Almost a decade ago in June of 2013, Sprint, a US network and one of the big three at the time, decided to advertise their new LTE service by telling people where to take vacations so they could actually use the advertised service.
The pitch was simple – come vacation or work in these spots where the Sprint network functions pretty well.
This was shortly after the abandonment of the WiMax network which left several of their “4g” phones facing a 3G future and some leadership decisions for the network that left people head scratching.
Sprint had gone bold with WiMax, and failed. It happened. WiMax had great promise. As they pivoted to all-in on LTE without ever mentioning any timeframes, they struggled against even the puny carriers who had not blown billions on a network that they were shuttering a couple of years later.

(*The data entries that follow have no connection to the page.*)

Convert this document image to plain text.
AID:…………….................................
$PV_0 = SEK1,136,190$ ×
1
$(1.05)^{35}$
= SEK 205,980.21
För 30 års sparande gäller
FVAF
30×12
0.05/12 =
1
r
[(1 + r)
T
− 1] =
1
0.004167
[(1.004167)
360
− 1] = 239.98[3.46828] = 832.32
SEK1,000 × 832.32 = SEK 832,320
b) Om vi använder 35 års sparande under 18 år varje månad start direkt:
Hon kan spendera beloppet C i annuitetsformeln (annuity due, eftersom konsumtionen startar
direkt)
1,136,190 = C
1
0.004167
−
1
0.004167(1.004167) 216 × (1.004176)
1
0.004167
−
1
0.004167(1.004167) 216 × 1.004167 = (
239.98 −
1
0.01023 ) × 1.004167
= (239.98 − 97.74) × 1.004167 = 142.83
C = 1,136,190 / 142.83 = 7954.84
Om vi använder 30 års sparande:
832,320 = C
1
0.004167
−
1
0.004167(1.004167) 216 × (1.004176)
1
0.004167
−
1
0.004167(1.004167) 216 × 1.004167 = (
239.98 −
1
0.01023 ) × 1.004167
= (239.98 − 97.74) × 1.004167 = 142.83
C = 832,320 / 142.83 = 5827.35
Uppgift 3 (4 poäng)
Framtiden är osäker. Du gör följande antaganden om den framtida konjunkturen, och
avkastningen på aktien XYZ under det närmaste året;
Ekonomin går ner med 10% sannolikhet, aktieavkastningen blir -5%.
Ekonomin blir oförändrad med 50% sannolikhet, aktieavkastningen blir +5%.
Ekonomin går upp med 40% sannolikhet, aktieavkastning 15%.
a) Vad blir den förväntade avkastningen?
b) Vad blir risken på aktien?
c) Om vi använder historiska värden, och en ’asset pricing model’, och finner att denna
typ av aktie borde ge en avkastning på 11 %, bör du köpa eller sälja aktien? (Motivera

Imagine today a network ad “Our network doesn’t work where you’re at, so why don’t you come where it does?” you would simply switch carriers while laughing. Something a lot of people should have considered in the wake of the Carrier IQ debacle a couple of years earlier. Then again, as I recall that was on multiple networks but Sprint stuck their foot in their mouth on it.
Ads like the above frustrated people who were stuck in contracts with Sprint (back in the day, you didn’t just jump carriers sonny, you had to ride out a contract.) Local improvements were pretty much non-existent and you lived in a perpetual state of being told that something usable was coming. It was very much like the first few seasons of Game of Thrones with the “winter is coming,” “dragons are coming,” seriously something show up already.
So of course an advertising campaign of “look, it works over here, why don’t you just step over here for a while and see how good it could be?” did not sit well. Yes, Sprint – I would like to see the service I’m stuck financing but can not use.
Ah well, it only took them another six years to come up to par with other LTE carriers, and they released a much longer dumb campaign (looking at you Framily Plan) before finally “merging” with T-Mobile. Nothing could sink the ship so many of us were stuck with.